Opowiadam tę historię ze względu na słowa, jakie usłyszałem od jego przyjaciela, kiedy odwoził mnie do domu po jego pogrzebie: „On chociaż był człowiekiem niewierzącym, zawsze żywił respekt dla wiary i Kościoła, a nawet zdarzało mu się mitygować wycieczki przeciw wierze czy generalne wygadywanie na księży”. Związek między tą jego życzliwą neutralnością wobec wiary a jego późniejszym nawróceniem był dla jego przyjaciela czymś oczywistym.
Nie odkrywam Ameryki, zwracając uwagę na te dwie zupełnie różne postawy duchowe. Są niewierzący z zasady nieżyczliwi wobec religii i Kościoła, ich niechęć do Kościoła przybiera niekiedy postać antyreligijnej alergii. Niektórym z nich nie przeszkadza to zresztą mieć zaprzyjaźnionego księdza, którego lubią i szanują, w czym podobni są do tych zajadłych antysemitów, którzy lubili mieć w gronie bliskich sobie ludzi „swojego” znajomego Żyda.

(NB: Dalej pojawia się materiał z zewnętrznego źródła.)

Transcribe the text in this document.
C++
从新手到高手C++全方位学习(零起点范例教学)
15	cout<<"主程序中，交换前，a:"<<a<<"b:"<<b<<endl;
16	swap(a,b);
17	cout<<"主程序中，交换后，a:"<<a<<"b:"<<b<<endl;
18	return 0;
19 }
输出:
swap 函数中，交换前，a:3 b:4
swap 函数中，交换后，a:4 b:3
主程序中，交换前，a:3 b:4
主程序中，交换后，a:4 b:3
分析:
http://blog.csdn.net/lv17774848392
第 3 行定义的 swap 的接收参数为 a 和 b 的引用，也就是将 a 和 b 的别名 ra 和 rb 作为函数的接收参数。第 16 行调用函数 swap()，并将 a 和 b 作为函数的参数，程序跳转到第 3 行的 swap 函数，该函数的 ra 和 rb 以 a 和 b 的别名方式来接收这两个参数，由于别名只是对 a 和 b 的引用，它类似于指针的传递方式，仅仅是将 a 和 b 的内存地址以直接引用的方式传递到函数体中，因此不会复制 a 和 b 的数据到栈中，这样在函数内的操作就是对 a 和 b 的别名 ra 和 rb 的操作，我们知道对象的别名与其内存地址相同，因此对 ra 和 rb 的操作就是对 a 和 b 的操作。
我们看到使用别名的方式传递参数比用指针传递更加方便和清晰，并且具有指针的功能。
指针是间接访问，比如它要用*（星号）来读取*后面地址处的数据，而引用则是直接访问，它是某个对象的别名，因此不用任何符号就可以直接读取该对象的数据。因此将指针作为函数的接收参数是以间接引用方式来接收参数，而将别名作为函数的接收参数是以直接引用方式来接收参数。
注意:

Jednak są również tacy niewierzący, o których zdecydowanie nie można powiedzieć, żeby byli osobistymi nieprzyjaciółmi Pana Boga czy Kościoła. Mogą różnych rzeczy w religii nie rozumieć, mogą krytykować – nieraz słusznie, nieraz niesłusznie – różne przejawy życia religijnego, ale nigdy nie posunęliby się do twierdzeń, że religia jest rakiem ludzkości albo że księża to tylko oszuści, zajmujący się wyciąganiem pieniędzy od naiwnych ludzi.
Wręcz przeciwnie, w sumie pozytywna rola Kościoła w życiu społecznym nie ulega dla nich wątpliwości. Nigdy też nawet do głowy im nie przyjdzie odmawiać religii czy Kościołowi prawa głosu w różnych współczesnych debatach albo prawa do obecności w przestrzeni publicznej. Nawet jeżeli z jakimś konkretnym stanowiskiem Kościoła się nie zgadzają.
A co szczególnie ważne: Ci drudzy niewierzący zazwyczaj nie są moralnymi relatywistami. Dekalog jest dla nich bardzo ważnym punktem orientacji w budowaniu swoich postaw moralnych. To spośród takich niewierzących rekrutują się głośni laiccy krytycy prawa aborcyjnego, jak włoski prawnik i politolog, Norberto Bobbio, przeciwnicy eutanazji, jak Ryszard Fenigsen, zapłodnienia in vitro, jak francuski genetyk, Jacques Testart, czy klonowania ludzkich zarodków, jak warszawski filozof, Bogusław Wolniewicz. Zapewne każdy z nas ma wśród swoich znajomych tego rodzaju niewierzących.
Mimo woli przypominają się słowa Pana Jezusa: „Kto nie jest przeciwko nam, ten jest z nami” (Mk 9,40). A przecież wśród ludzi niewierzących jest wielu takich, którzy nie tylko że nie są nam nieżyczliwi, ale w różnych fundamentalnych sporach epoki współczesnej zajmują stanowisko bliskie nauce Kościoła. My, katolicy, prawie nie staramy się o to, żeby znaleźć w tych ludziach sprzymierzeńców w obronie wartości szczególnie dzisiaj zagrożonych. Toteż wielu ludzi sądzi dziś, iż zasada nierozerwalności małżeństwa czy bezwzględne prawo dzieci poczętych do życia to są tylko wyznaniowe przepisy katolicyzmu, a nie – jak jest w istocie – obowiązujące wszystkich ludzi i nie przez ludzi ustanowione prawo moralne.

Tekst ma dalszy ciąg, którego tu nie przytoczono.